The mood of Dante seems sometimes more difficult for the modern reader than that of the Greeks. The high spiritual severity, the passionate austerity of the Florentine, are certainly far removed from the busy, practical temper of to-day. Far away as they are in time, the Greeks were after all men of tangible deeds, of practical affairs; they knew the taste of ginger hot i' the mouth, and took hold upon life with a zest thoroughly to be appreciated in this materialistic age. Dante, on the other hand, has the burning solemnity of the prophets of the Old Testament, so that the point of view of the "Divine Comedy" is not far removed from that of Isaiah. Of all the greatest classics the "Divine Comedy" is probably the least read to-day, at any rate in this country. The translations of it are for the most part hopelessly unsatisfactory, the impossibility of setting poetry over from the honeyed Italian into a language of a genius so different as the English being painfully obvious even to those little critical. There is a great deal that is obscure, and yet more which cannot be understood without a good deal of special historical information; so that it is impossible to read Dante for the first time without that frequent reference to the notes which is so unfortunate and undesirable in a first reading. It is practically necessary to go over the notes with care once or twice before attempting the poem. Get the information first, and then plunge into the poetry. It is a plunge into a sea whereof the brine is bitter, the waters piercingly cold, and where not infrequently the waves roll high; but it is a plunge invigorating and life-giving. The man who has once read Dante with sympathy and delight can never again be wholly common and unclean, no matter into what woful faults and follies he may thereafter fall.

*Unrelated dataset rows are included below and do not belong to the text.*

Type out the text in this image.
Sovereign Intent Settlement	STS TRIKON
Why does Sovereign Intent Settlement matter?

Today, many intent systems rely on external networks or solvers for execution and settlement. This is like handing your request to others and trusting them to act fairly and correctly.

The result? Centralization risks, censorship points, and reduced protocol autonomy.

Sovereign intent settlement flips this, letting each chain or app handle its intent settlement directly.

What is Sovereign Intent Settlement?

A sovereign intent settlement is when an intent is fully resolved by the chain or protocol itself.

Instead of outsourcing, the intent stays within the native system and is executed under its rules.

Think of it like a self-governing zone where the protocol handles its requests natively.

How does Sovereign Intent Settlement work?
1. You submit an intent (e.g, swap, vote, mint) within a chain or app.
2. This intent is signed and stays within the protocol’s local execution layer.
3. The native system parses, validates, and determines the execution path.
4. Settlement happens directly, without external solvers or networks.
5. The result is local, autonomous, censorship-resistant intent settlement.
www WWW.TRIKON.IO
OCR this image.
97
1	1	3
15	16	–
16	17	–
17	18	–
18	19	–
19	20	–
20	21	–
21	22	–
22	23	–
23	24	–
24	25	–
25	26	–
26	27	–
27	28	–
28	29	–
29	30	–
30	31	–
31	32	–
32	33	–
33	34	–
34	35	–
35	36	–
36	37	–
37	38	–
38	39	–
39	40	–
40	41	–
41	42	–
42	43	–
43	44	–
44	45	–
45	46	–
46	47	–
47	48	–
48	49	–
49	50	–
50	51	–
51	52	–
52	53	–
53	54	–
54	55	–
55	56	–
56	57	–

To come nearer home, readers are somewhat foolishly apt to feel that it is about as difficult to read Chaucer as it is to read Homer or Dante. As a matter of fact any intelligent and educated person should be able to master the theories of the pronunciation of Chaucerian English in a couple of mornings, and to read him with ease and pleasure in a week or two at most. It is a pity that there is not a good complete edition of Chaucer pointed and accented, so that the reader might not be troubled with any consciousness of effort; but after all, the difficulty lies more in the idea than in the fact. When one has mastered the language of the thirteenth century, in company how enchanting does he find himself! The sweetness, the wholesomeness, the kindliness, the sincerity, the humor, and the humanity of Chaucer can hardly be over-praised.